Music was echoing through the traffic of the streets and the crowds of city dwellers. We stopped to watch some performers and fell into some friendly conversation with a local man. Communication was very limited because my Chinese is on the level of disasterous but it didn’t stop alot of attempts at conversations with lots of laughter mixed in. We continued to walk and watch groups of people playing cards, dancing, singing, and spouting political sentiments. We were spotted by a very outgoing woman who appeared to be hosting her own KTV show. We stopped to watch for too long and we were called out of the crowd. We were invited to take part in a dance routine, with no hestitation whatsoever I accepted the invitation, linked arms with my host and began dancing to a lively song. My husband soon joined. The crowd swelled to an embarrasing number. I soon got self conscious of my dancing and the possible spectacle I was making of myself so after the song was over I retreated to sidelines. She wanted us to stay because I had a feeling that catering to a large crowd was right up her alley. She asked us to sing a song to which we declined. The video cameras had been out for awhile; we were starting to get overwhelmed. We tried to leave just as gracefully as we came and I think we succeeded. We continued to stroll around and fall in love with the people and the culture of Luoyuang.

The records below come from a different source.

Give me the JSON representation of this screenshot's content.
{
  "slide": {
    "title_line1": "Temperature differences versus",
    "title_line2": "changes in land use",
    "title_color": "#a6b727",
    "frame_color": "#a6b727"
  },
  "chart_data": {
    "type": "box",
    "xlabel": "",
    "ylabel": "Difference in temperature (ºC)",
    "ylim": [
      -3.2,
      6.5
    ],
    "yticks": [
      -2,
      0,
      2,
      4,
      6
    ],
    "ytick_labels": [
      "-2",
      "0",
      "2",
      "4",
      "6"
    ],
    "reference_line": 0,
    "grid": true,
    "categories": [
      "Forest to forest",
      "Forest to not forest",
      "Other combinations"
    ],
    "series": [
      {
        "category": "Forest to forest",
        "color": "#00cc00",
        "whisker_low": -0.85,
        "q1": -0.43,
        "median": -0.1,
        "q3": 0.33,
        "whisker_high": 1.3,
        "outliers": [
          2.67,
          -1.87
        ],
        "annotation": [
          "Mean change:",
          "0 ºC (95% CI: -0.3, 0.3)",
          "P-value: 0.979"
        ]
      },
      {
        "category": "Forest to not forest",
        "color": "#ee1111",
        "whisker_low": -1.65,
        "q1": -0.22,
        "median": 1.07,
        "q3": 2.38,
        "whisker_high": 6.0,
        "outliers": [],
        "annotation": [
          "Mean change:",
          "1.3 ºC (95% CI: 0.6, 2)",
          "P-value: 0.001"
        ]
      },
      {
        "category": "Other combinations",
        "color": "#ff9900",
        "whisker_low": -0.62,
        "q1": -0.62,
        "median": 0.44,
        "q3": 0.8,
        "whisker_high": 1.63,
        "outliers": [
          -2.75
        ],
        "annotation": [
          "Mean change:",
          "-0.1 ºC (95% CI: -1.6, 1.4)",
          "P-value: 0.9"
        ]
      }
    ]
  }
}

More dependable than a groundhog could ever be, cherry blossoms mark the changing of the seasons like nothing else. Flowers are blooming around the city to prove that winter has finally retired and spring fever has returned. People are trading their coats for umbrellas to shade themselves from the sun and I swear people are smiling more. At least I am.
I returned to Wuhan University to witness the famous cherry blossom trees that line Sakura Avenue. It was one of those rarer days where the sky was some kind of blue, making the pastel colors pop against the contrast. The historical architecture combined with the natural scenery at Wuhan University is quite alluring. I spent a few hours walking up and down the tiny street. The sun was setting and I wanted to see everything in a different light.

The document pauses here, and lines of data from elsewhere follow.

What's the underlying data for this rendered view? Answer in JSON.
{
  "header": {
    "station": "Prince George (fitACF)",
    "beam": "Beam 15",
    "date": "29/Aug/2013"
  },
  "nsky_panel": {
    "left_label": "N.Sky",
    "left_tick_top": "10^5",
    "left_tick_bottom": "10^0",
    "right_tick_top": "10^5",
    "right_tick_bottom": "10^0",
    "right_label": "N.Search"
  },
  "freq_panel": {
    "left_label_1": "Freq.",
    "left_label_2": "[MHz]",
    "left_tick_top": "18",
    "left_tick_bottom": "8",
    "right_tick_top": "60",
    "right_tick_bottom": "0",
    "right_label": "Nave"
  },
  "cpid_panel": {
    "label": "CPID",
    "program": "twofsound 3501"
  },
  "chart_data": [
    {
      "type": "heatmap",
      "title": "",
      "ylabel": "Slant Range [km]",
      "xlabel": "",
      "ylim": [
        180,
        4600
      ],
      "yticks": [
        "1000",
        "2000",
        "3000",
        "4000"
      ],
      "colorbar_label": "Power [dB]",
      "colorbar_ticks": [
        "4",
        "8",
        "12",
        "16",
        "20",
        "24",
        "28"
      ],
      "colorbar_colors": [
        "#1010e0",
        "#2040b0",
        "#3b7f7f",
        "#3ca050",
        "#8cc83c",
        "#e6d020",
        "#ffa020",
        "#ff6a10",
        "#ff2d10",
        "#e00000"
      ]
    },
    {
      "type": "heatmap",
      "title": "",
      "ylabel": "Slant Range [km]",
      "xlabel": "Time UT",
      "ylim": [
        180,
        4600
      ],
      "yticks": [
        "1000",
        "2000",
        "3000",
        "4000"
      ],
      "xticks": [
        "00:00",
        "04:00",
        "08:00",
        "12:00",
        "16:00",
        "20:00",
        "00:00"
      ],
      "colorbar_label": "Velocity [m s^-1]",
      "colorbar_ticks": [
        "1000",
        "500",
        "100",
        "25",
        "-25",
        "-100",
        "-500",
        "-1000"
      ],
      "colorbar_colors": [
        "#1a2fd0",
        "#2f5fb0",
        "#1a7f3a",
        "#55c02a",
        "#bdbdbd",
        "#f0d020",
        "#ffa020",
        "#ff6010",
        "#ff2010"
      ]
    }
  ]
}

The day began on a cold morning. Our exhalations turned into the same grey mist that clung to Mount Song like tracing paper. Three men painted the scene before our eyes. We stared at their canvases. Each brushstroke gave definition; each line added depth. The artist knows about its subject. The history within Songshan. The birthplace of Zen Buddhism. The origins of Shaolin Wushu at Shaolin Temple and the sacred Taoist mountains. With tools in hand, they attempt to replicate an image of one of the most culturally significant mountains in China. We made our way towards the painted mountains. Invisible to the artists and unremarkable against the landscape.

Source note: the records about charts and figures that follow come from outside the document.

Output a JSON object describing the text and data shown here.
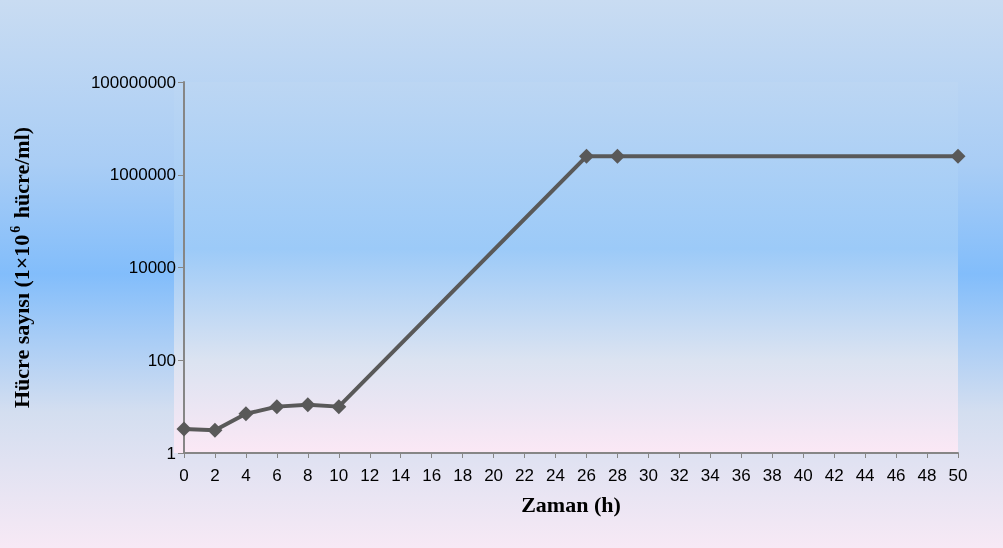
{
  "chart_data": {
    "type": "line",
    "xlabel": "Zaman (h)",
    "ylabel": "Hücre sayısı (1×10$^{6}$ hücre/ml)",
    "x": [
      0,
      2,
      4,
      6,
      8,
      10,
      26,
      28,
      50
    ],
    "series": [
      {
        "color": "#595959",
        "values": [
          3.3,
          3.1,
          7,
          10,
          11,
          10,
          2500000,
          2500000,
          2500000
        ]
      }
    ],
    "xlim": [
      0,
      50
    ],
    "xticks": [
      0,
      2,
      4,
      6,
      8,
      10,
      12,
      14,
      16,
      18,
      20,
      22,
      24,
      26,
      28,
      30,
      32,
      34,
      36,
      38,
      40,
      42,
      44,
      46,
      48,
      50
    ],
    "ylim": [
      1,
      100000000
    ],
    "yticks": [
      1,
      100,
      10000,
      1000000,
      100000000
    ],
    "log": true,
    "grid": false,
    "marker": "diamond",
    "line_style": "solid"
  }
}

My partner and I embarked on our journey meeting the first set of stairs with great awe and enthusiasm not even the slightest bit aware of just how many we would have to climb. Either way, this was of no concern to us. I befriended a dog at the entrance to the hike; I gave her snacks and showered her with attention. She paused for a family photo and left us shortly after; I was sad to see her go.
We met a man carrying a large bag of rice who talked with us throughout the entire hike to a monastery situated on a mountain peak. Taking a break from his heavy load, he grinned and pointed out all of the amazing sights to us.
We were met with a quiet stillness as we hiked Mt. Song in the winter. We spent most of the time alone on the trail with the exception of passing some small groups of hikers. We shouted from the mountains tops and communicated with people on different peaks. We dined and danced on what felt like the rooftop of the world. It was Christmas day and I couldn’t have been happier.